Part I: How to feel empowered within a rigid bureaucratic system
True story. A new immigrant called up her kupat cholim (HMO) and said she wanted to know if she could see a different doctor in the same quarter, because she hadn’t liked the manner of this particular doctor.
The clerk on the other end of the line said, “But you never saw that doctor.”
“Yes I did,” replied the new immigrant. After all, she knew what doctors she’d been to in the past month.
“No, you didn’t,” insisted the clerk. “You have never seen that doctor.”
“I know I saw that doctor,” she repeated. “I was there. I didn’t forget. I went to that doctor.”
On it went, for 10 minutes, an argument about whether or not the client had seen the doctor, because the clerk didn’t see it on the computer.

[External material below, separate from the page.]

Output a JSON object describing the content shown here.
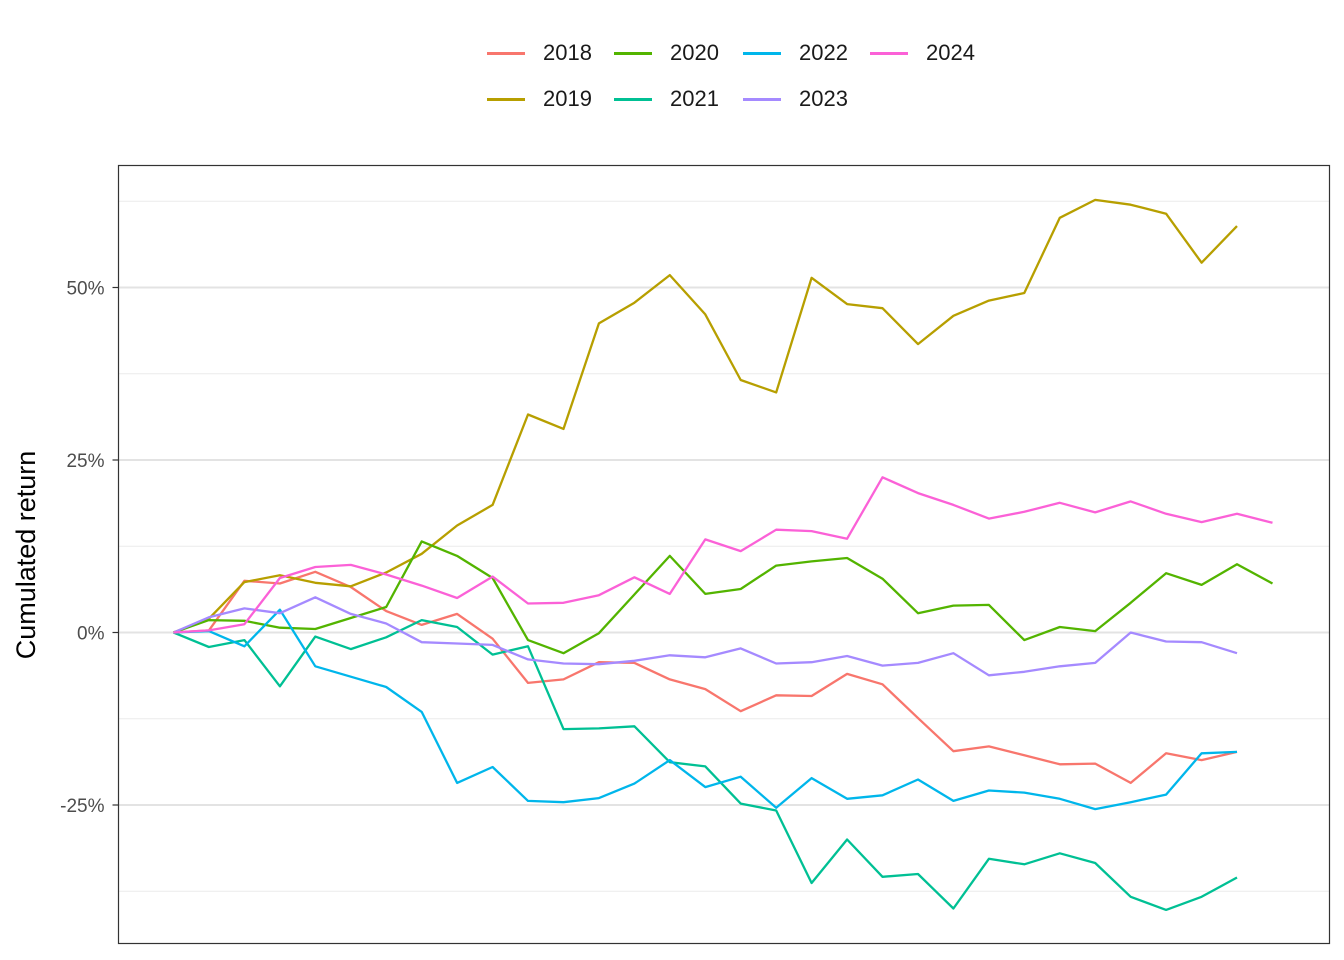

It may sound like theater of the absurd but it’s true! And I’m sure many of you have experienced something similar. Sometimes, when we engage in larger bureaucratic systems, we may end up feeling trapped in an endless loop of confusion or misinformation, and not know how to get out.
Bituach Leumi is certainly no exception. It is actually a remarkable system that offers financial and service support to a large portion of the Israeli population. Knowing that if I lose my job, need maternity leave, am sick for months on end, or injured on the job, I will not be left out in the cold.
However, accessing those support services can sometimes be daunting and overwhelming, especially when we do not speak the language nor understand many of the cultural nuances we encounter.
That is why we need to be our own best friend in these situations, or better yet, our own advocate.
How do we do that?
Choose your timing. Obviously, the unexpected occurs. But often, we can choose the day, hour, a specific time when we will interact with a government office. Sundays (in Israel), or the first day of the week, and the first of the month are always notorious for being crowded days, and the clerks might be overwhelmed. Choose a day in the middle of the month, and ideally, the middle of the week.
Choose your personal timing as well. If you’re extra tired, or overwhelmed at work, or just recovering from a family crisis, that may not be the best time to confront the ‘system’.
Write down your unresolved issues. Not the emotional ones, but rather, related to the system. For example, in Bituach Leumi, you want to understand why your application was denied. Did you not provide the correct form? Bring enough evidence of your problem? Write it down and read it out.
Have a native Hebrew speaker write down your questions in Hebrew. You need to write down the questions for yourself so you can remember what to say. But if you feel like you often encounter situations where the clerk does not understand you at all, and vice versa, have a friend, relative, neighborhood health advocate, write down exactly what to say in Hebrew and give that piece of paper to the clerk in front of you. This will save a great deal of time and mental energy going forward.
Know your stuff. There’s a beautiful site called kolzchut.org.il, with all the medically related pages translated into English, where you can investigate all your social welfare rights. You need to know the right questions to ask and call the person on incorrect information. Which leads to me my next point…
Believe in yourself. This may sound a bit fluffy, but it’s quite real. To refer to our previous story, our new immigrant lady could have doubted herself after hearing for five minutes that she hadn’t actually seen the doctor. ‘Maybe I didn’t really have a visit with him? Maybe I made an appointment but then didn’t go?’ We can convince ourselves of anything and when faced with an assured professional in front of us, stating something we know to be true is NOT true, we can begin to doubt ourselves.
That is the beauty of Israeli culture, the ability to state a guess as a fact without blinking an eye. I don’t say it facetiously. I envy that confidence and strong conviction in one’s own words. And the amazing thing is, if you volley back with an example as to how completely wrong their statement was, there is a brief pause, pivot, and on to the next argument! As if nothing had transpired! Which is why you need to stand your ground on something that you know to be true.
Remember the person in front of you is a person. I say this, because when we are in a heated discussion, for example, in the hospital corridor trying to run after the doctor to find out why your father’s surgery has been delayed for the third day in a row, it is hard not to want to throttle the person in front of you. This is when you want to take a deep breath, remember that the doctor in front of you probably has a partner waiting for them at home, has probably been working straight for the past 12 hours, has little children they haven’t seen, maybe just came from a failed resuscitation and lost a patient.
You don’t need to know the specifics but you do need to remember that everyone has a story.
When you’ve made a mistake or insulted someone, apologize. It happens, we blurt things out in anger, or we’re convinced that we sent in a form when it turns out we hadn’t. It rankles, it’s uncomfortable, especially when we are trying to get our rights acknowledged and the person helping us has been unpleasant and rude. Doesn’t matter. You are in this for the long haul, both as a person who wants to maintain their self-respect, and someone who needs to continue to advocate for themselves and/or others. Israel is a small country. You have no idea when that clerk you called less than worthless, ends up in a clothing store next to you, or at your neighbor’s birthday party. Suck it up, say, “I’m sorry” and then let it go.
Remember.You can do it. You can get results.